Vol enthousiasme kwam ze thuis. Op school had meester laten zien wat voor lampionnen ze voor 11 november gingen maken. Ze wist al precies hoe die van haar moest worden: niet te makkelijk, want dat is saai. Een ‘gewone’ lampion had ze al zo vaak gemaakt. Deze keer moest het een bijzondere worden, met olifanten erop.
Van enthousiast naar afschuwelijk
Maar al gauw was van haar enthousiasme niets meer te merken. De weken gingen voorbij en ik hoorde haar niet meer over de lampion. Op mijn vraag hoe het ervoor stond, antwoordde ze zonder aarzelen: “Hij is afschuwelijk!” Voorzichtig vroeg ik of ik hem eens mocht komen bekijken in de klas. Dat mocht. “Zoek maar naar de afschuwelijkste lampion, dan vind je hem vanzelf.”
Zo gezegd, zo gedaan. Ik heb echt mijn best gedaan en alle lampionnen keer op keer goed bekeken. Ik kon er niet één vinden die afschuwelijk was. “Flauwekul!” snoof ze. Ik moest nog maar eens beter kijken. Echt eerlijk kijken. Dan zou ik het wel zien.

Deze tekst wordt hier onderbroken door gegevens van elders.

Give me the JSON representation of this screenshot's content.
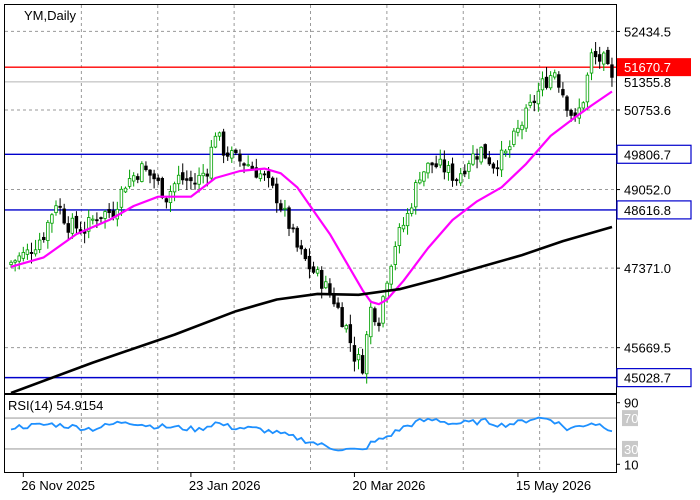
{
  "chart_data": {
    "type": "candlestick",
    "symbol_label": "YM,Daily",
    "price_axis": {
      "range": [
        44700,
        53000
      ],
      "tick_labels": [
        "52434.5",
        "50753.6",
        "49052.0",
        "47371.0",
        "45669.5"
      ]
    },
    "price_tags": [
      {
        "value": 51670.7,
        "label": "51670.7",
        "bg": "#ff0000",
        "fg": "#ffffff"
      },
      {
        "value": 51355.8,
        "label": "51355.8",
        "bg": "#ffffff",
        "fg": "#000000"
      }
    ],
    "horizontal_levels": [
      {
        "value": 51670.7,
        "color": "#ff0000",
        "label": "51670.7"
      },
      {
        "value": 49806.7,
        "color": "#0000cc",
        "label": "49806.7"
      },
      {
        "value": 48616.8,
        "color": "#0000cc",
        "label": "48616.8"
      },
      {
        "value": 45028.7,
        "color": "#0000cc",
        "label": "45028.7"
      }
    ],
    "x_axis": {
      "labels": [
        {
          "label": "26 Nov 2025",
          "bar": 3
        },
        {
          "label": "23 Jan 2026",
          "bar": 44
        },
        {
          "label": "20 Mar 2026",
          "bar": 84
        },
        {
          "label": "15 May 2026",
          "bar": 124
        }
      ]
    },
    "bars": {
      "count": 148,
      "close_anchors": [
        [
          0,
          47500
        ],
        [
          4,
          47700
        ],
        [
          8,
          48100
        ],
        [
          11,
          48800
        ],
        [
          14,
          48300
        ],
        [
          18,
          48200
        ],
        [
          21,
          48500
        ],
        [
          25,
          48600
        ],
        [
          28,
          49200
        ],
        [
          32,
          49500
        ],
        [
          35,
          49300
        ],
        [
          38,
          48900
        ],
        [
          41,
          49300
        ],
        [
          45,
          49200
        ],
        [
          48,
          49500
        ],
        [
          50,
          50300
        ],
        [
          52,
          49900
        ],
        [
          55,
          49700
        ],
        [
          58,
          49600
        ],
        [
          62,
          49300
        ],
        [
          65,
          48900
        ],
        [
          68,
          48300
        ],
        [
          70,
          47800
        ],
        [
          73,
          47400
        ],
        [
          76,
          47100
        ],
        [
          79,
          46700
        ],
        [
          82,
          46100
        ],
        [
          84,
          45500
        ],
        [
          86,
          45300
        ],
        [
          88,
          46500
        ],
        [
          90,
          46300
        ],
        [
          92,
          47200
        ],
        [
          94,
          47900
        ],
        [
          97,
          48500
        ],
        [
          100,
          49400
        ],
        [
          103,
          49600
        ],
        [
          106,
          49500
        ],
        [
          109,
          49300
        ],
        [
          112,
          49700
        ],
        [
          115,
          49900
        ],
        [
          118,
          49600
        ],
        [
          121,
          49800
        ],
        [
          124,
          50300
        ],
        [
          127,
          50800
        ],
        [
          130,
          51300
        ],
        [
          133,
          51600
        ],
        [
          136,
          50900
        ],
        [
          138,
          50500
        ],
        [
          140,
          51000
        ],
        [
          142,
          51900
        ],
        [
          145,
          51800
        ],
        [
          147,
          51350
        ]
      ],
      "up_color": "#00a000",
      "down_color": "#000000"
    },
    "moving_averages": [
      {
        "color": "#ff00ff",
        "width": 2.2,
        "points": [
          [
            0,
            47400
          ],
          [
            8,
            47600
          ],
          [
            16,
            48100
          ],
          [
            24,
            48400
          ],
          [
            30,
            48700
          ],
          [
            36,
            48900
          ],
          [
            44,
            48900
          ],
          [
            50,
            49300
          ],
          [
            56,
            49450
          ],
          [
            62,
            49500
          ],
          [
            66,
            49400
          ],
          [
            70,
            49100
          ],
          [
            74,
            48600
          ],
          [
            78,
            48100
          ],
          [
            82,
            47500
          ],
          [
            86,
            46900
          ],
          [
            88,
            46650
          ],
          [
            90,
            46600
          ],
          [
            92,
            46700
          ],
          [
            96,
            47100
          ],
          [
            102,
            47800
          ],
          [
            108,
            48400
          ],
          [
            114,
            48800
          ],
          [
            120,
            49100
          ],
          [
            126,
            49600
          ],
          [
            132,
            50200
          ],
          [
            138,
            50600
          ],
          [
            142,
            50850
          ],
          [
            147,
            51150
          ]
        ]
      },
      {
        "color": "#000000",
        "width": 2.6,
        "points": [
          [
            0,
            44700
          ],
          [
            20,
            45350
          ],
          [
            40,
            45950
          ],
          [
            55,
            46450
          ],
          [
            65,
            46700
          ],
          [
            75,
            46820
          ],
          [
            85,
            46800
          ],
          [
            95,
            46920
          ],
          [
            105,
            47150
          ],
          [
            115,
            47400
          ],
          [
            125,
            47650
          ],
          [
            135,
            47950
          ],
          [
            147,
            48250
          ]
        ]
      }
    ],
    "rsi": {
      "label": "RSI(14) 54.9154",
      "levels": [
        {
          "value": 70,
          "label": "70"
        },
        {
          "value": 30,
          "label": "30"
        }
      ],
      "axis_labels": [
        {
          "value": 90,
          "label": "90"
        },
        {
          "value": 10,
          "label": "10"
        }
      ],
      "range": [
        0,
        100
      ],
      "color": "#1e90ff",
      "anchors": [
        [
          0,
          58
        ],
        [
          10,
          62
        ],
        [
          20,
          56
        ],
        [
          28,
          66
        ],
        [
          34,
          60
        ],
        [
          40,
          58
        ],
        [
          46,
          55
        ],
        [
          50,
          64
        ],
        [
          54,
          58
        ],
        [
          60,
          56
        ],
        [
          64,
          52
        ],
        [
          70,
          44
        ],
        [
          74,
          38
        ],
        [
          78,
          32
        ],
        [
          82,
          29
        ],
        [
          86,
          28
        ],
        [
          88,
          37
        ],
        [
          92,
          46
        ],
        [
          96,
          58
        ],
        [
          100,
          66
        ],
        [
          104,
          68
        ],
        [
          108,
          63
        ],
        [
          112,
          64
        ],
        [
          116,
          66
        ],
        [
          120,
          61
        ],
        [
          124,
          64
        ],
        [
          128,
          70
        ],
        [
          132,
          69
        ],
        [
          134,
          63
        ],
        [
          136,
          56
        ],
        [
          138,
          58
        ],
        [
          142,
          64
        ],
        [
          145,
          60
        ],
        [
          147,
          55
        ]
      ]
    },
    "colors": {
      "grid": "#9a9a9a",
      "axis": "#000000",
      "level_line_gray": "#b4b4b4"
    }
  }
}
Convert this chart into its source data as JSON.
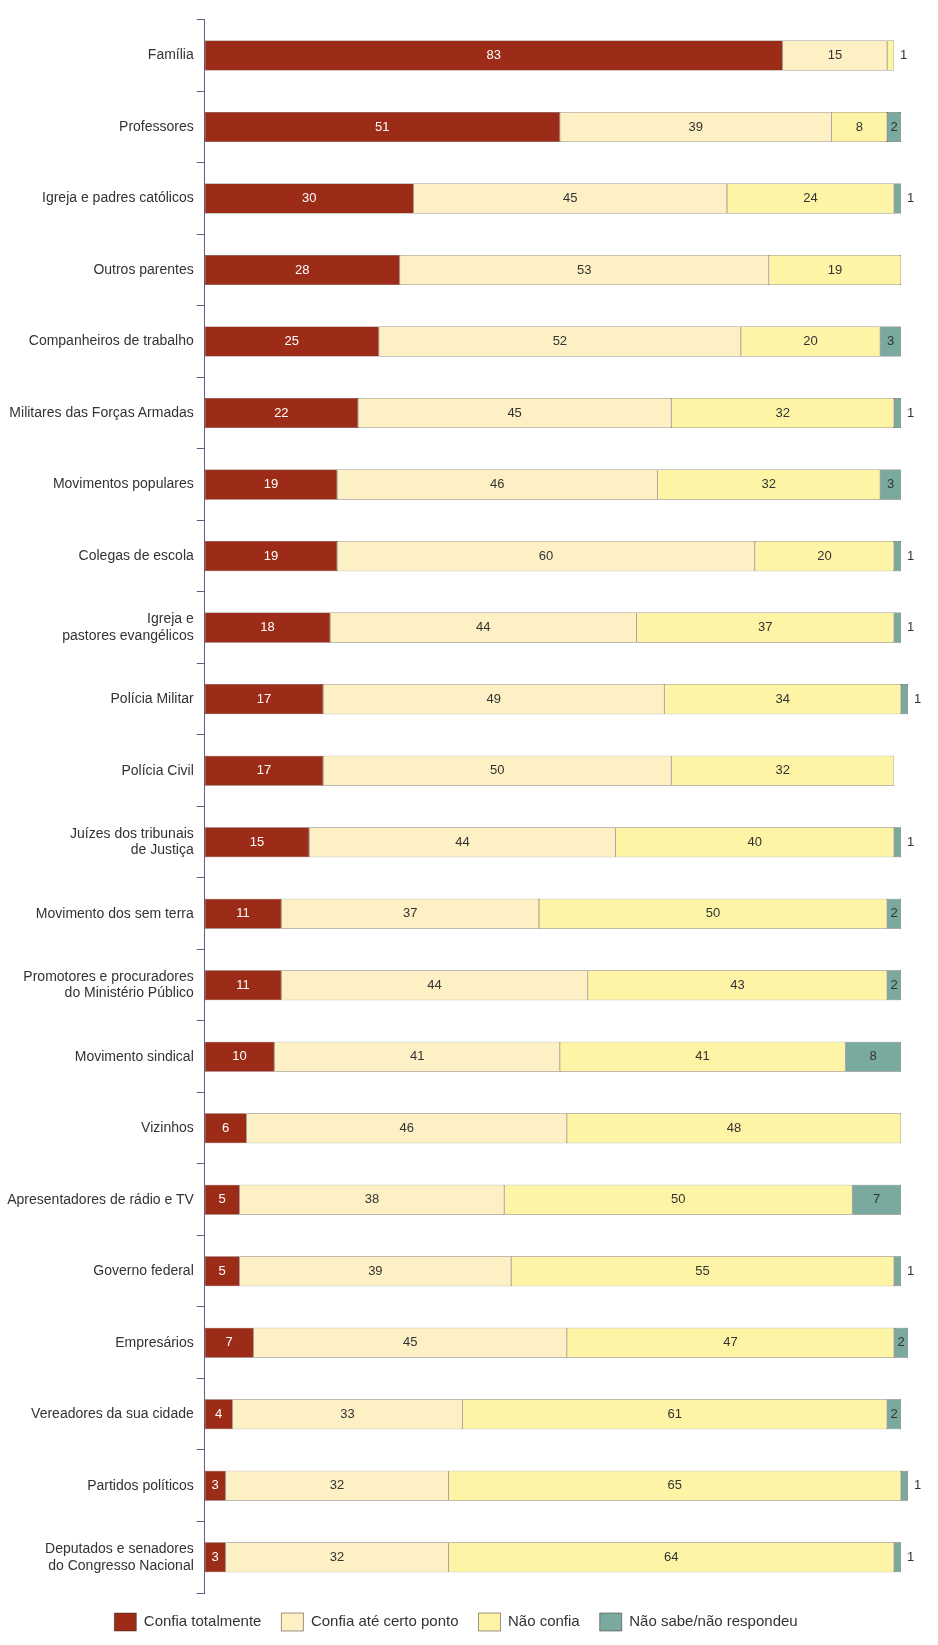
{
  "chart_data": {
    "type": "bar",
    "orientation": "horizontal",
    "stacked": true,
    "categories": [
      "Família",
      "Professores",
      "Igreja e padres católicos",
      "Outros parentes",
      "Companheiros de trabalho",
      "Militares das Forças Armadas",
      "Movimentos populares",
      "Colegas de escola",
      "Igreja e\npastores evangélicos",
      "Polícia Militar",
      "Polícia Civil",
      "Juízes dos tribunais\nde Justiça",
      "Movimento dos sem terra",
      "Promotores e procuradores\ndo Ministério Público",
      "Movimento sindical",
      "Vizinhos",
      "Apresentadores de rádio e TV",
      "Governo federal",
      "Empresários",
      "Vereadores da sua cidade",
      "Partidos políticos",
      "Deputados e senadores\ndo Congresso Nacional"
    ],
    "series": [
      {
        "name": "Confia totalmente",
        "color": "#9c2c17",
        "values": [
          83,
          51,
          30,
          28,
          25,
          22,
          19,
          19,
          18,
          17,
          17,
          15,
          11,
          11,
          10,
          6,
          5,
          5,
          7,
          4,
          3,
          3
        ]
      },
      {
        "name": "Confia até certo ponto",
        "color": "#fcf0c4",
        "values": [
          15,
          39,
          45,
          53,
          52,
          45,
          46,
          60,
          44,
          49,
          50,
          44,
          37,
          44,
          41,
          46,
          38,
          39,
          45,
          33,
          32,
          32
        ]
      },
      {
        "name": "Não confia",
        "color": "#fdf4a6",
        "values": [
          1,
          8,
          24,
          19,
          20,
          32,
          32,
          20,
          37,
          34,
          32,
          40,
          50,
          43,
          41,
          48,
          50,
          55,
          47,
          61,
          65,
          64
        ]
      },
      {
        "name": "Não sabe/não respondeu",
        "color": "#7aa9a0",
        "values": [
          null,
          2,
          1,
          null,
          3,
          1,
          3,
          1,
          1,
          1,
          null,
          1,
          2,
          2,
          8,
          null,
          7,
          1,
          2,
          2,
          1,
          1
        ]
      }
    ],
    "xlim": [
      0,
      101
    ],
    "data_labels": true,
    "tick_labels": "y",
    "grid": false,
    "legend": "bottom"
  }
}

Ik keek nog een keer en zag natuurlijk wel dat geen enkele lampion perfect was. De ene zat netter in elkaar dan de andere, maar dat veranderde niets aan het feit dat ik ze allemaal prachtig vond. En dat terwijl het een lastig werkstukje was geweest om ze te maken.
Het voorbeeld
Ze rolde met haar ogen en zuchtte. Zo kwamen we niet verder, dus vroeg ik hoe het volgens haar kwam dat haar lampion zo afschuwelijk was. En ineens kwam achter de boosheid de onzekerheid tevoorschijn. Ze keek naar haar lampion, wees aarzelend met haar vinger en fluisterde: “Kijk dan, daar…” Daar, op de tafel, stond de lampion die meester had gemaakt. Het voorbeeld waaraan ze in haar ogen niet had kunnen voldoen.
Alles of niks
Zoals zoveel hoogbegaafde kinderen had ze de lat ontzettend hoog gelegd voor zichzelf en was ze met een ‘alles of niks’-instelling aan de slag gegaan. Toen het resultaat niet voldeed aan de verwachtingen die ze zichzelf had opgelegd, had haar perfectionisme haar plezier in het feest van Sint Maarten vergald.
Hoe doen volwassenen dat?
Maar het gaat er niet alleen om hoe een kind omgaat met perfectionisme. Het gaat net zo goed om hoe wij als volwassenen met hun perfectionisme omgaan. De zelfkritiek wegwuiven of alles kritiekloos de hemel in prijzen, lossen het perfectionisme niet op. Maar we kunnen onze kinderen wel leren eerlijk te kijken naar wat ze hebben gedaan. Met aandacht voor de mooie dingen, maar ook voor de mindere puntjes en hoe je daarmee omgaat. Geef je het op, word je boos op jezelf, of kun je ze accepteren en ervan leren?
Dat laatste is een waardevolle vaardigheid. Niet alleen voor kinderen, maar ook voor volwassenen. Want laten we eerlijk zijn: hoe hoog leggen we de lat eigenlijk voor onszelf? Zijn wij ook niet vaak te streng voor onszelf en geven we daarmee een verkeerd voorbeeld aan onze kinderen?
Fouten accepteren en ervan leren. Het zou ons allemaal zomaar een stuk gelukkiger kunnen maken.